Do You Take Your Brand Serious Enough?

In your brand’s most powerful moment, does it have a sense of awe about that it is the only choice and all other things are completely ignored? This seldom happens without some sense of extremism that has been refined over time and is well-defined even at a distance.

If we do that, our brand will stand out. At the pinnacle of Apple success, they were differentiated by a product line that could fit on your kitchen table, and you would be hard pressed to find anyone that could not name them all, customers and non-customers. However few companies differentiate and take their uniqueness serious enough. They simply are not extreme enough. They are not willing to lead; they prefer to follow.

Brands are very much like Leaders. You have to have followers. To find followers you must participate and contribute to the growth of the community through your unique strengths. Ask yourself, “What positive contributions can we contribute that will be recognized?” Some would call that marketing.

The marketing space we reside in can often be thought of as a community. You need to participate in a community with like-minded folks and organizations that believe in a similar mission and invested and therefore very confident about their future. They often look past their own self-interest because of that shared vision to help the community even more so than themselves.

How do we get a started? It is not as hard as it may seem; the future is really defined by our past. But first, we need to get rid of the noise, the information overload of the present. So, if we look past the immediate future and create a vision on where you want to go. Sharing the message and repeating through stories and rituals on how you do that will turn that vision into values that you live every day.

At this point, you then determine your overall strategies and plans to move forward. And it really does not have to be that difficult. It starts by asking; What worked before? What do you know presently that will work? What other actions should I take now?

The stumbling for many is that they never have categorized and documented the past well, especially from an information or data standpoint. They never looked at data that is valid (relational), reliable (doesn’t fluctuate randomly) and variable (appears naturally in a range). People question the variable, but if it is not, you seldom recognize differences in customers and offering. You should embrace variability, not rid yourself of it. It is where your opportunities are often found.

Can you build a plan to do this? Maybe, but not like you first thought of a plan. We need to act on what we know and constantly have a conversation about the near-term future through reviewing data and summarizing. This enables us to look for trends through the intelligence we gather.

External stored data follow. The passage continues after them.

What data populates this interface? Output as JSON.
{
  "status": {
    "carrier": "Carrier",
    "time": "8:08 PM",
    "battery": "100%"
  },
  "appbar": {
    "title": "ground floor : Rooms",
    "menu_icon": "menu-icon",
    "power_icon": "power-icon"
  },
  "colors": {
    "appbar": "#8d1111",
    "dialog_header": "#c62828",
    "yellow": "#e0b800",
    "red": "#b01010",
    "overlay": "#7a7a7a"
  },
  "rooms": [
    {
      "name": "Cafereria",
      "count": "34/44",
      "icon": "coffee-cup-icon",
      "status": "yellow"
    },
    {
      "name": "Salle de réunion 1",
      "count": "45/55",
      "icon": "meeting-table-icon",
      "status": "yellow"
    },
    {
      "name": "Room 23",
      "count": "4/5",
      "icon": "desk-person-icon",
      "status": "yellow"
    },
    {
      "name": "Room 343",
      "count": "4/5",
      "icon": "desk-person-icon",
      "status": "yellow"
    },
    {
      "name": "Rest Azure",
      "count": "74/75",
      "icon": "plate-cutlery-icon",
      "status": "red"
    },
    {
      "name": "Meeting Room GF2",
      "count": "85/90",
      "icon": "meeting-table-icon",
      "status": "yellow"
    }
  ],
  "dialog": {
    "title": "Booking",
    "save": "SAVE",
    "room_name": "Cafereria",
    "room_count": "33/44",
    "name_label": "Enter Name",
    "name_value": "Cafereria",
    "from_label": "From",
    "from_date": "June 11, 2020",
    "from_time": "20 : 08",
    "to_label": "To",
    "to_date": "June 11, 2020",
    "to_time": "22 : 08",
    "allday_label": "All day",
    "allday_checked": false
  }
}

Frequency and rhythm will beat glitz and glamour. What is important is using information in context, creating greater understanding and through this greater connectivity. Connectivity comes from our expressed value through rituals, the way we act, and stories. This is what carries over to the outside world. Our thoughts, behaviors, and feelings with our community, our insiders should be aligned with ours. And that is the most honest and intelligent way to develop an effective brand.

If you want momentum, you have to be able to move in a decisive manner and move with meaning. In the book, Know Can Do, the authors (Blanchard, Meyer, and Ruhe) outline 3 basic obstacles that prevent people from implementing what they learn. These obstacles are:

  1. Information Overload – trying to learn too much about too many things
  2. Negative Filtering – engaging in negative thought processes that prevent opening our minds to opportunities
  3. Lack of Follow-up – not having a plan to put the new knowledge into action.

The authors address these obstacles by closing the knowing-doing gap through these steps:

  1. Learning smaller bits of information more frequently instead of learning larger chunks of information less frequently
  2. Listening with a positive mindset
  3. Implementing “Positive thinking through coaching, reflection, and review.

To get started quickly, do something small which is much more effective than trying to take big leaps which can be a real stopper. Simply stated, small iterations are more effective than taking large leaps. Connecting people through a positive mindset approach and I will stop short of saying Appreciative Inquiry but again striking similar, always focusing on those positive steps. But implementation does not happen without reinforcement and primarily through coaching or some sort of reflection.

The only way to attract people is by your uniqueness. However, you must deliver it in a clear and concise authentic message that is first relevant to your insiders… your community.

This article came from my notes after reflecting on the new work of Marcus Buckingham and Ashley Goodall documented in their book, Nine Lives About Work.